In this project lymphocytes will be isolated from peripheral blood and human lung tissue. You will then use an in-vitro cell culture system to evaluate how these cells respond to tumstatin. This project will use the latest molecular biological techniques (eg siRNA, real time PCR, ELSIA western bloting).

Outcomes and Significance: Airway inflammation, a cardinal characteristic of asthma, is usually well controlled by corticosteroids. However, this approach only controls the symptoms and not the underlying cause of the disease. Our novel observation that tumstatin, an antiinflammatory and antiangiogenic molecule is absent from asthmatic airways presents an opportunity for innovative ways of targeting inflammation in asthma.

5. Pulmonary lymphangioleiomyomatosis (LAM)

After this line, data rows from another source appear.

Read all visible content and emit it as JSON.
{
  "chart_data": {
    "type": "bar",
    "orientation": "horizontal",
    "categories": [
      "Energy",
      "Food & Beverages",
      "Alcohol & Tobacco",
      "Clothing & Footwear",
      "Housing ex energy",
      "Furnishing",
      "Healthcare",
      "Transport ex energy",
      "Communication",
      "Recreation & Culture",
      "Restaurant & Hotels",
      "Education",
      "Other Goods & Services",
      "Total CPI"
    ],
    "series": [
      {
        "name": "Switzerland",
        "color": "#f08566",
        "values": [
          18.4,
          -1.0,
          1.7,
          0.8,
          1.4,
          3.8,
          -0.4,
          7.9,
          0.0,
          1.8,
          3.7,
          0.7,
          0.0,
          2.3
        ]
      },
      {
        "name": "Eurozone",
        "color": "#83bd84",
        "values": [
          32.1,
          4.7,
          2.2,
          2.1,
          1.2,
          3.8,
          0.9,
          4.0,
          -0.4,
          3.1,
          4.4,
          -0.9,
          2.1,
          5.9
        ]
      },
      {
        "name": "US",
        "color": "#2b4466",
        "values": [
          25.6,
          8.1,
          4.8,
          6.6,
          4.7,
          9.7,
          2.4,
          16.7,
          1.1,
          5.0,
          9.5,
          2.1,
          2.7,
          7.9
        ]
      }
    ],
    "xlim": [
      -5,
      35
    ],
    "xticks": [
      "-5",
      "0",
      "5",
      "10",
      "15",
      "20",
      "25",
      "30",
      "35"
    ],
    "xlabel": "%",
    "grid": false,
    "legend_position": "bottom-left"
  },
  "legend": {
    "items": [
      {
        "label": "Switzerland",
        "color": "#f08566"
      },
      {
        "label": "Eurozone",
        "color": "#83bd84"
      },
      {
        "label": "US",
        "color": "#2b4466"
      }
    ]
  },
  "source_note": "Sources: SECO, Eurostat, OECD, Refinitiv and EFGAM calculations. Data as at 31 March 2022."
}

Supervisor + contact details:

• Dr Lyn Moir

Pulmonary lymphangioleiomyomatosis (LAM) is a progressive and usually fatal rare lung disease that affects almost exclusively young females and for which there is no treatment. The average age of onset for LAM disease is between 25 and 40 years of age. During the progression of the disease abnormal smooth muscle-like cells known as LAM cells invade the healthy lung tissue and obstruct the airways, blood and lymph vessels, preventing the lungs from functioning properly. Scientific research over the last 10 years has shown that LAM is associated with genetic mutations in the tuberous sclerosis genes, tuberous sclerosis complex 1 (TSC1) and TSC2. In particular, loss of function of TSC2 results in phenotypic manifestation of the disease. Dysfunction of TSC2 has been associated with altered cellular function including cell growth, migration and invasiveness. However, the cellular and molecular mechanisms of LAM disease are not well understood.

The aim of this study is to investigate the role of TSC2 in the enhanced cellular functions associated with LAM. By understanding the role of TSC2 we will enhance our knowledge of the basic mechanisms of LAM disease.

To investigate the aim you would use an in vitro tissue culture model. Other typical techniques include gel electrophoresis (Western blotting), flow cytometry, immunohistochemistry and real-time PCR.